Embora na Alemanha não haja aqueles tipos de partidos populistas e anti-islâmicos que contam com uma significante popularidade em vários dos países vizinhos, o debate acalorado provocado pelo livro de crítica aos muçulmanos escrito pelo ex-membro do banco central alemão Thilo Sarrazin, em 2010, demonstrou como essa questão se tornou delicada.
No livro, Sarrazin escreveu – a partir da sua análise própria – sobre os perigos que a imigração representaria para a Alemanha, argumentando que a imigração de turcos estaria reduzindo a inteligência da população do país. Apesar dos protestos contra o livro, não demorou para que ficasse evidente que muita gente no país concordava com a opinião dele.

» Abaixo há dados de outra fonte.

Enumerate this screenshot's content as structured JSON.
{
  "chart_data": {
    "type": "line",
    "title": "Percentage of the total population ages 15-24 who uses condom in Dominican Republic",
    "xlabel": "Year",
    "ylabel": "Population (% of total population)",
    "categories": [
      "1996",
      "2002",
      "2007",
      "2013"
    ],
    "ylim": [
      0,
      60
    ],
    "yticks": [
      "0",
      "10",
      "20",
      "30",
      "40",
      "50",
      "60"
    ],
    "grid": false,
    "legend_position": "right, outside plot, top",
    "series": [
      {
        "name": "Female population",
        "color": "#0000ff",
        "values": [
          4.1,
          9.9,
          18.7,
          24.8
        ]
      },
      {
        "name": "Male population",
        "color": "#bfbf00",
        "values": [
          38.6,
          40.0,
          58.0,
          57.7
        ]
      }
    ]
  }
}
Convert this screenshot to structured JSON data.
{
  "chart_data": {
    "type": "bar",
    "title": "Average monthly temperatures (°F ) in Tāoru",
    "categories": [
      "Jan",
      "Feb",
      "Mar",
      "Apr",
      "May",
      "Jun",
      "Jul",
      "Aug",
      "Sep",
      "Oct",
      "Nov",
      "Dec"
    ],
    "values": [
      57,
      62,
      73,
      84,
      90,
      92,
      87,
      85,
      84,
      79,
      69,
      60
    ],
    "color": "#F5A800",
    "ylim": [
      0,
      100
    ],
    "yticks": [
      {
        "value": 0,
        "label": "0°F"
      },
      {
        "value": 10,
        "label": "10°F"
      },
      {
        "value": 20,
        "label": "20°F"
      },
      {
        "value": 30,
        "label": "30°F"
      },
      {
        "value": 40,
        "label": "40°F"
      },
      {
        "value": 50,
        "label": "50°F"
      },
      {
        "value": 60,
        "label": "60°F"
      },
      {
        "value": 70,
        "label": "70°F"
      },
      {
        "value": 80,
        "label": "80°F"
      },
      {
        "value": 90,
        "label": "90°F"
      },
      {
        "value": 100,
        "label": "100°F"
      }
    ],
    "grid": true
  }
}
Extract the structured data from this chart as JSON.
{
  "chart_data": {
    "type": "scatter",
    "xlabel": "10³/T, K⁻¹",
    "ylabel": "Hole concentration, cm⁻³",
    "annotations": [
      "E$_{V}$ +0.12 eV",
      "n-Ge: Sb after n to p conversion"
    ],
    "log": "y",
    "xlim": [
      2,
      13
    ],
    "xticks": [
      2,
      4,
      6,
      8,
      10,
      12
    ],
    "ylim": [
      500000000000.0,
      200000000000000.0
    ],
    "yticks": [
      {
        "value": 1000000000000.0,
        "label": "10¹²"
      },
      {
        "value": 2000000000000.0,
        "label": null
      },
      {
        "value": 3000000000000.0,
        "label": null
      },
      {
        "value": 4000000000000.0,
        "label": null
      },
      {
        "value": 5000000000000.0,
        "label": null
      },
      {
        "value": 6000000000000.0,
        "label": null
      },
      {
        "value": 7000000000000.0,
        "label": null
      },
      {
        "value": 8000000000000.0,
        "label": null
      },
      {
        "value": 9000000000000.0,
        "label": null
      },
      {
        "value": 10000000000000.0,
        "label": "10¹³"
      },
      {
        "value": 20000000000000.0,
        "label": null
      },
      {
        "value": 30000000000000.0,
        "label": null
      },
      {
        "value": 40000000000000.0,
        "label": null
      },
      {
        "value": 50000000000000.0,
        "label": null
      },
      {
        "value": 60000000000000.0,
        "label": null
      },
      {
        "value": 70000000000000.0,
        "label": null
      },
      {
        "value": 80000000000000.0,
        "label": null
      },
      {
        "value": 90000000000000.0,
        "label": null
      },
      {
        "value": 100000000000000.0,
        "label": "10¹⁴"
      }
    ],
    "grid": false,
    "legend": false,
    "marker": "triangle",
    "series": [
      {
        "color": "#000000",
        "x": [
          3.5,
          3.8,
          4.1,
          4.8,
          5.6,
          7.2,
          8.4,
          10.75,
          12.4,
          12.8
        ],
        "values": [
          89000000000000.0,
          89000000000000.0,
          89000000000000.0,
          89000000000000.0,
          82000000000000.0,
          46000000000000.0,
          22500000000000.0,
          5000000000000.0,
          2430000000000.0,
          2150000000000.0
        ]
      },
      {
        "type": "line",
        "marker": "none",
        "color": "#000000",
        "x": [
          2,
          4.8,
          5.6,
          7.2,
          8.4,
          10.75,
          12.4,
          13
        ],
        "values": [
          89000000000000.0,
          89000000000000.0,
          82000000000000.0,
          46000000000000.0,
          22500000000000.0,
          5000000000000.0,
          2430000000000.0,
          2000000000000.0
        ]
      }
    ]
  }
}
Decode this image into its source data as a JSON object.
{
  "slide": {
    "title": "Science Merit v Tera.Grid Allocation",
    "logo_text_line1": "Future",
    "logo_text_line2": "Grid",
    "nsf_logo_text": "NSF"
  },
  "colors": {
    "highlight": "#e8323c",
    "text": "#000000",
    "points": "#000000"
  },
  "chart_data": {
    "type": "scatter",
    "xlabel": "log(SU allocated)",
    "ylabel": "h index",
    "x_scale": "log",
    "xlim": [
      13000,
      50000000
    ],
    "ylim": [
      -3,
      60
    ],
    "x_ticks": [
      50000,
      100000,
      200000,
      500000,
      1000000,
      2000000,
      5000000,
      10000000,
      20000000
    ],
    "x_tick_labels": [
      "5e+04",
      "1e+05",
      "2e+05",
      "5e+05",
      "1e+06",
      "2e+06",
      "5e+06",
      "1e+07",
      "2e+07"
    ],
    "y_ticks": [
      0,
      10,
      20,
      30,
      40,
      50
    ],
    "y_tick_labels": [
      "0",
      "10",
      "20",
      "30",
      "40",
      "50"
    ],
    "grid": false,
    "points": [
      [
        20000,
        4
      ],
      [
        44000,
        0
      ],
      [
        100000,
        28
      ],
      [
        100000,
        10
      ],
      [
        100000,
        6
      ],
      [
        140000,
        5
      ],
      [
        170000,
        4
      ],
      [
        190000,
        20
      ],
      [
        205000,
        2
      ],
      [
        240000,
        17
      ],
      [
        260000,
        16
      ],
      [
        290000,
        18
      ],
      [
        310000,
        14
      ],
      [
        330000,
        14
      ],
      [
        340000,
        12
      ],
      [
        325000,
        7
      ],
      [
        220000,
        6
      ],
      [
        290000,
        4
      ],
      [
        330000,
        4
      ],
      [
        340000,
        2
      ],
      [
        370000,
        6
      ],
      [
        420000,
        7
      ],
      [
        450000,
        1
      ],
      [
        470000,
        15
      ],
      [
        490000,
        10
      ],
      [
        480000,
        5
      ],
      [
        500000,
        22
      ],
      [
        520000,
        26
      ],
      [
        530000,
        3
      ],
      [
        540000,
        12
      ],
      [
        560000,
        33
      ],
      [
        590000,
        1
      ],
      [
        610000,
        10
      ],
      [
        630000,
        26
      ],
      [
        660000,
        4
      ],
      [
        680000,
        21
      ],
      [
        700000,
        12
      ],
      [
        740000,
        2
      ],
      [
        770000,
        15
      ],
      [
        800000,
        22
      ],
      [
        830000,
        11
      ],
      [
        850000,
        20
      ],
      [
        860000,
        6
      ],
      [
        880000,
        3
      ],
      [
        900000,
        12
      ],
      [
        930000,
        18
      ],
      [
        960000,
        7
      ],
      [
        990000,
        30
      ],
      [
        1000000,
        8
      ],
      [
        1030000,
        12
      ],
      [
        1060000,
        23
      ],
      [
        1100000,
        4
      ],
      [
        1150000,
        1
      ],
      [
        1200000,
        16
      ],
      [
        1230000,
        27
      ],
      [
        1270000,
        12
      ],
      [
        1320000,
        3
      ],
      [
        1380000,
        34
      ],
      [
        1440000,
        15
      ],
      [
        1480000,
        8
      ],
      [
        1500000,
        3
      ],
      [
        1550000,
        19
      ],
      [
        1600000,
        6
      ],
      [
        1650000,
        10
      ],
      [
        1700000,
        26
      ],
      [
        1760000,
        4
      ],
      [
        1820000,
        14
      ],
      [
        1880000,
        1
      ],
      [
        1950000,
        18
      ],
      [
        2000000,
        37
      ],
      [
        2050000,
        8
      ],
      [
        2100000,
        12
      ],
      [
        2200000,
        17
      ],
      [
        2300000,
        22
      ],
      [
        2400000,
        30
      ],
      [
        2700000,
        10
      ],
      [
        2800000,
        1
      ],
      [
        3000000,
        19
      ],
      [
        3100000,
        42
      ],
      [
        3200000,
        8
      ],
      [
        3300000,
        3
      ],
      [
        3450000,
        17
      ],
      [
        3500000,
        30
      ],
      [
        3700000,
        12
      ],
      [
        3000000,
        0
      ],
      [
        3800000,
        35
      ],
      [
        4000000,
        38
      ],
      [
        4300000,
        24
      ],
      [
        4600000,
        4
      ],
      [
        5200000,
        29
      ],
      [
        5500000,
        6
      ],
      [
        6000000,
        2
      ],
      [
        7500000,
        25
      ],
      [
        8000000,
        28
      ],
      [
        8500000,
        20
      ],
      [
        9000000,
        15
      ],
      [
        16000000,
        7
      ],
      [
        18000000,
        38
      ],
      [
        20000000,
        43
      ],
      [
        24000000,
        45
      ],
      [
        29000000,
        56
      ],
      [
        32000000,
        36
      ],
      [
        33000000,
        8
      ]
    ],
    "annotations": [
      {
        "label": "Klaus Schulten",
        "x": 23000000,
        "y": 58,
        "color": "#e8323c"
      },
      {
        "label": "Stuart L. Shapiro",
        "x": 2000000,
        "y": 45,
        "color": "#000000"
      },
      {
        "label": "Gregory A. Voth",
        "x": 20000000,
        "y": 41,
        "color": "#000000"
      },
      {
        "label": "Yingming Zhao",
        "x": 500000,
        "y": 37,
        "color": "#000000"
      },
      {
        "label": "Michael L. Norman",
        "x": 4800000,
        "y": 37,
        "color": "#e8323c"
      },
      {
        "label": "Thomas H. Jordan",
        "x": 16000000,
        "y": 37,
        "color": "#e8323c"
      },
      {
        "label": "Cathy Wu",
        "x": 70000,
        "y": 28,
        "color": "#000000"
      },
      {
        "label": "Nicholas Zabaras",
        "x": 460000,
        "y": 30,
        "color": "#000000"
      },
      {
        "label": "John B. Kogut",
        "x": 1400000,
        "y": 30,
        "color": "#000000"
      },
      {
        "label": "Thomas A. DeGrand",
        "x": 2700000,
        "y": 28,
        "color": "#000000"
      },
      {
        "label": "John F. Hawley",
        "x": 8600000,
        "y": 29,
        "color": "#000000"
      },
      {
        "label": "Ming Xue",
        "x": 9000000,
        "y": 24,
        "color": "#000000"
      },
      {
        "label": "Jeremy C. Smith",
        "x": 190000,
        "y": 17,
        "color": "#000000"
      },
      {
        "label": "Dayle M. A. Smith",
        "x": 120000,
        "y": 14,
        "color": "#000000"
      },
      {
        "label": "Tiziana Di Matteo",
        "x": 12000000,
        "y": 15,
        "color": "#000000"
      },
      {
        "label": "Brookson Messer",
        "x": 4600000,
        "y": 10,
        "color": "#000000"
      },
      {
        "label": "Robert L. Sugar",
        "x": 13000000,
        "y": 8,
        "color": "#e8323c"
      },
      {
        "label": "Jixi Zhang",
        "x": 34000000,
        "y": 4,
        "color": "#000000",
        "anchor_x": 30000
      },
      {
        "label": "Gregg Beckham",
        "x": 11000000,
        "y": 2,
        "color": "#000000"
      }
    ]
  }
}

Além disso, os líderes políticos da Alemanha nem sempre viram com bons olhos a imigração, e particularmente a imigração muçulmana. Durante anos essa questão tem sido popular entre os candidatos políticos – sobremaneira os conservadores. Até mesmo o próprio Friedrich inflamou o debate pouco após ter assumido o cargo, no verão europeu passado. “A afirmação de que o islamismo é parte da Alemanha é algo que não pode ser comprovado pela história”, disse ele. O comentário provocou mais um debate sobre a integração dos imigrantes.
O efeito Sarrazin
Mas esses sentimentos encontram bastante eco na Alemanha. Um estudo altamente divulgado, publicado em 2010 pela organização Friedrich Ebert Sitftung, revelou que 58% dos alemães acham que a prática do islamismo na Alemanha deveria ser “significativamente reduzida” - no leste da Alemanha essa proporção foi de 75,7%.
É claro que os imigrantes na Alemanha estão prestando atenção a esses debates. De fato, o próprio estudo divulgado demonstra que a discussão em torno do livro de Sarrazin pode ter tido uma influência direta nos resultados. As entrevistas telefônicas nas quais se basearam as conclusões do relatório foram realizadas antes e depois do auge do debate sobre o livro de Sarrazin. O estudo observou que as respostas dadas pelos muçulmanos não alemães antes e depois do debate em torno do livro revelaram “variações estatísticas significativas”.
Segundo o estudo, é possível deduzir que o debate pode ter provocado um “efeito indesejável”. “Os muçulmanos não alemães parecem ter sentido que ficaram mais isolados da maioria da sociedade e, portanto, eles reagiram com um preconceito mais intenso e com uma demarcação cultural mais forte”.